A retained deciduous tooth that occludes well with its opposing tooth and has sound periodontal integrity with satisfactory status of crown and roots may serve for several years. 9 A primary tooth may remain retained because of the factors e.g. impacted/ missing or intrabony migration of permanent successor. Treatment of such cases may vary depending upon these causative factors, need for orthodontic treatment requiring extraction, restorability of crown in presence of multisurface caries, existence of infraocclusion and mobility of retained primary tooth due to extensive root resorption. 10
The presented case report did not show any crowding in developing arches. In the absence of dental arch crowding, conservative treatment is always a better option to save the persistent primary tooth as long as possible. This treatment plan not only preserve the integrity of the dental arch but also the optimum proprioception for growth of mandible. We therefore chose conservative treatment in our case. In addition, in the present case, assuming the longer survival of primary tooth due to congenital absence of permanent successor, it was endodontically treated alike permanent tooth. Intracanal medicament (calcium hydroxide mixed with glycerin and 2% chlorhexidine) used in this case, has been shown effective against most resistant bacteria i.e. Enterococcus faecalis. 7 Chlorhexidine 2% was used as a last irrigant because of its property of substantivity that it gets adsorbed onto the roots dentinal tubule. 7
However, since the survival of the tooth was unpredictable, which may eventually require prosthodontic intervention, the patient was informed earlier about the same.10, 11 Preserving the retained primary teeth with intact crown and root structure, would prevent arch length discrepancy and maintain the space for interim period. 12 Implant replacement can be considered at an average age of 22 years, 10 years later than normal exfoliation time and patient was informed for the same. 13
Obturating material for retained deciduous teeth with missing successor should be biocompatible and non-resorbable as they show no sign of root resorption.12 Guttapercha, alongwith the newer materials introduced eg. Mineral Trioxide Aggregate (MTA) and BiodentineTM can be considered as a root canal filling material for the primary teeth with missing permanent successors.14, 15
We had used MTA, a recently introduced biocompatible cement that has showed cemental repair, bone formation, and PDL regeneration when used in endodontics. Research studies indicate that MTA gives a superior seal even in the presence of moisture and blood and has an antibacterial effect.

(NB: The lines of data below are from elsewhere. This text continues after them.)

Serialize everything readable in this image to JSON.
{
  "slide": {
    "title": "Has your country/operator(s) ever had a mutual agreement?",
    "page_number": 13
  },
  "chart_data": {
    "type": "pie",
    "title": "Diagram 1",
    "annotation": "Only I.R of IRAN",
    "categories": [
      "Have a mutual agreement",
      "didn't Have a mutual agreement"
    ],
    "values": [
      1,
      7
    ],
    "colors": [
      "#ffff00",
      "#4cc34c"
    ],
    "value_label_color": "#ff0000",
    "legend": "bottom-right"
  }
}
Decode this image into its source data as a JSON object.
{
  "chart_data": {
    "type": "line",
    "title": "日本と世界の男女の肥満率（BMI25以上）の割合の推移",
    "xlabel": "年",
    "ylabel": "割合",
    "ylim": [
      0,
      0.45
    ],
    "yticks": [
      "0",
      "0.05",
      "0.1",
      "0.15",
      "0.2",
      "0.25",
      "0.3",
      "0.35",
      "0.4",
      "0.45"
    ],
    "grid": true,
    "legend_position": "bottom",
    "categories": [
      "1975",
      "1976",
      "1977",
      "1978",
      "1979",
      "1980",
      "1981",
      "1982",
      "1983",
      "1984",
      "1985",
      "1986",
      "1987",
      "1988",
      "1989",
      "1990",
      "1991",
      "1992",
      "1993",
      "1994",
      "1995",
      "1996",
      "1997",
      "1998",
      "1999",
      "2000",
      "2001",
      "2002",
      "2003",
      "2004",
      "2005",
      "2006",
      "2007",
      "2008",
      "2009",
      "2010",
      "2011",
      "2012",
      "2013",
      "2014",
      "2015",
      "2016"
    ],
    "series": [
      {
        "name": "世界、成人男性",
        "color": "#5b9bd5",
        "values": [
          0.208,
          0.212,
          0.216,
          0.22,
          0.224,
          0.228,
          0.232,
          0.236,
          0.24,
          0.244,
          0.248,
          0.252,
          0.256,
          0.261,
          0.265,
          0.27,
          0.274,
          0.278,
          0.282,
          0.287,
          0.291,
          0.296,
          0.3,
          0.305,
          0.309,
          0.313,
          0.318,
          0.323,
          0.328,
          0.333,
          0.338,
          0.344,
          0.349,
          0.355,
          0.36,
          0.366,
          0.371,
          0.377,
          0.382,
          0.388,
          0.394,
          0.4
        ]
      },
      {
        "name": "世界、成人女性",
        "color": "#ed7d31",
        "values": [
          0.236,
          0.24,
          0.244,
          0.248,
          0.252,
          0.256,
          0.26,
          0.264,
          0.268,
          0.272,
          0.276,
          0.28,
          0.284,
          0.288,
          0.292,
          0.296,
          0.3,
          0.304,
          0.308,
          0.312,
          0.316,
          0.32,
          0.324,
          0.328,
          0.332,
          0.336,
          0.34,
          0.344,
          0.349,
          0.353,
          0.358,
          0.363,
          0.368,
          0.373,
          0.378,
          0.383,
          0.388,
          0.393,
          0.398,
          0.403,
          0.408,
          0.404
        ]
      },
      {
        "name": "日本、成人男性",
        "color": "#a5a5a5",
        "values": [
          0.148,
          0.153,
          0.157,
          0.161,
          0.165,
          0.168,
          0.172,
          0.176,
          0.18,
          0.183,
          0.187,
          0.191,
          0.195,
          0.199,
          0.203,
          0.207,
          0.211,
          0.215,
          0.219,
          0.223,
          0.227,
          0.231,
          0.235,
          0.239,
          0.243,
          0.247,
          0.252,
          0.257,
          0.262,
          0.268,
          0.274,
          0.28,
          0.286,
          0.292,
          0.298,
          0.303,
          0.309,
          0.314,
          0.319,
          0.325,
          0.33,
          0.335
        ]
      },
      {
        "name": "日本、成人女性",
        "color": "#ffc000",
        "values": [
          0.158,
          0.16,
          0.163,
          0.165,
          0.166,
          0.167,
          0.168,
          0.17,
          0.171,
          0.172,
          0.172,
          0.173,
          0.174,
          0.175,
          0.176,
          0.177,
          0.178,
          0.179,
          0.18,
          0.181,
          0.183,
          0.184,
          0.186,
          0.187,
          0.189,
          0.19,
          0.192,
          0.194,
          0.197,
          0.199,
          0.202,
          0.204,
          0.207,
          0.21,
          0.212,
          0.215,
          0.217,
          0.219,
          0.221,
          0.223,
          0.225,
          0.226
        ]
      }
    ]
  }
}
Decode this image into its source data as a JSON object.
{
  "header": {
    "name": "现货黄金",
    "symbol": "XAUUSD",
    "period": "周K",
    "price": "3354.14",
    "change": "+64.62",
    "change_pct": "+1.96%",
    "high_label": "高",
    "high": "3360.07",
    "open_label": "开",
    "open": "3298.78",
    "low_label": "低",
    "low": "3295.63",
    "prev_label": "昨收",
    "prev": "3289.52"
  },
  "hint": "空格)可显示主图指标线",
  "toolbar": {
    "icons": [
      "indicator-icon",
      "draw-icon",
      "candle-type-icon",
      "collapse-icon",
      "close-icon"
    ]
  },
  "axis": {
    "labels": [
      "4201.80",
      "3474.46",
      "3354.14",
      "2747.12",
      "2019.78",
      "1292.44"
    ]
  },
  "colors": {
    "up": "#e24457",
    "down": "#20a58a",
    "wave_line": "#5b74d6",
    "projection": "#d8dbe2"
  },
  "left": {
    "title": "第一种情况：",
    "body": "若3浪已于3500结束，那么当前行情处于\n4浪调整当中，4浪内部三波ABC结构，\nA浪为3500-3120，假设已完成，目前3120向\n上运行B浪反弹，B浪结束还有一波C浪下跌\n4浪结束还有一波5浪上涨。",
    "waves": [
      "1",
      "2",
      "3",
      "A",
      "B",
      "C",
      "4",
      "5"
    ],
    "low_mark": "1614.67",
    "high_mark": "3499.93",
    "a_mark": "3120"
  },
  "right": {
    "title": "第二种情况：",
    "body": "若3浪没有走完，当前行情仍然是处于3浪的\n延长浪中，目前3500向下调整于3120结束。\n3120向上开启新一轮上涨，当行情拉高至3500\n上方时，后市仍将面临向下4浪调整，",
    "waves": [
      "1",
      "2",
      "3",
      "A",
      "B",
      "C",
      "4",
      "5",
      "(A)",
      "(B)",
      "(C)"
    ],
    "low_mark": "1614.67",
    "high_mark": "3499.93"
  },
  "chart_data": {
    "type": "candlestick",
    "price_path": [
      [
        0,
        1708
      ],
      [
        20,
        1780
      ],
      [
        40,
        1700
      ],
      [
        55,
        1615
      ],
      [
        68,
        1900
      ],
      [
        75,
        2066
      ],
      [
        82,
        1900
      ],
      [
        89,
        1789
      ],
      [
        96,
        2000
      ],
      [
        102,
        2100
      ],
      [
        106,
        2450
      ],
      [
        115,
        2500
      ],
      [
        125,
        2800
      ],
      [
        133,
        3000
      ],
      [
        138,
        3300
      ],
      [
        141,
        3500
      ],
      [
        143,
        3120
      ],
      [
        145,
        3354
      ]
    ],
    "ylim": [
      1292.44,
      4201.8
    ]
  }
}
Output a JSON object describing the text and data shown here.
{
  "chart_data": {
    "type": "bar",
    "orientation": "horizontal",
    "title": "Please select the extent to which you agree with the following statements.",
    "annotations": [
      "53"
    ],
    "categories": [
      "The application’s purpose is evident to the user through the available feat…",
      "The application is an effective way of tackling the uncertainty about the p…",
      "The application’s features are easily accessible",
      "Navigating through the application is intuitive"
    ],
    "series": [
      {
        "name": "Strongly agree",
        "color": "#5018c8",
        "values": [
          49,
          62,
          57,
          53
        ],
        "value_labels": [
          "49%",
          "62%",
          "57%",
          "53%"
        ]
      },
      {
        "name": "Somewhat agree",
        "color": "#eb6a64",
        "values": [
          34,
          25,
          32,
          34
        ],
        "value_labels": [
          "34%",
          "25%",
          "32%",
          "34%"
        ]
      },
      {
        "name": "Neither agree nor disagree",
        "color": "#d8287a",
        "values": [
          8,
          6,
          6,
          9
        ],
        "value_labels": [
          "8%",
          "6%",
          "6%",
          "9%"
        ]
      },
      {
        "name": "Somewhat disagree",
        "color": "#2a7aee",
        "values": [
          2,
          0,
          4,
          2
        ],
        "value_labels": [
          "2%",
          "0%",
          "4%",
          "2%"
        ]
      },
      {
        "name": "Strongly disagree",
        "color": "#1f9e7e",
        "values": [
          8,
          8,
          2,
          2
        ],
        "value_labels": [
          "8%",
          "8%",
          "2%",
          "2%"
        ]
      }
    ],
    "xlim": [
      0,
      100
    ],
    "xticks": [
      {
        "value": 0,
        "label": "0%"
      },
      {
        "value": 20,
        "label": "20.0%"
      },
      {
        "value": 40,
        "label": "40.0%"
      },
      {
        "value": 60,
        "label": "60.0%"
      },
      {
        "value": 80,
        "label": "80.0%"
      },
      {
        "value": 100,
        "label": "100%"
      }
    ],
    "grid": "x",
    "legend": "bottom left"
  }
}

It is assumed that MTA is not absorbed and if it does then it would absorbed slowly, making it a best suited root canal filling material for primary teeth with missing successor. 16 O’ Sulliavan SM et al.,16 obturated retained primary mandibular second molar with MTA in 20-year-old male patient. Four-month follow-up radiograph reveals decrease in size of radiolucency at apex. Bezgin T et al.5 compared the clinical and radiographic success of MTA in comparison to gutta-percha and found better radiographic success for MTA at the end of 3 years. Our case report support their findings.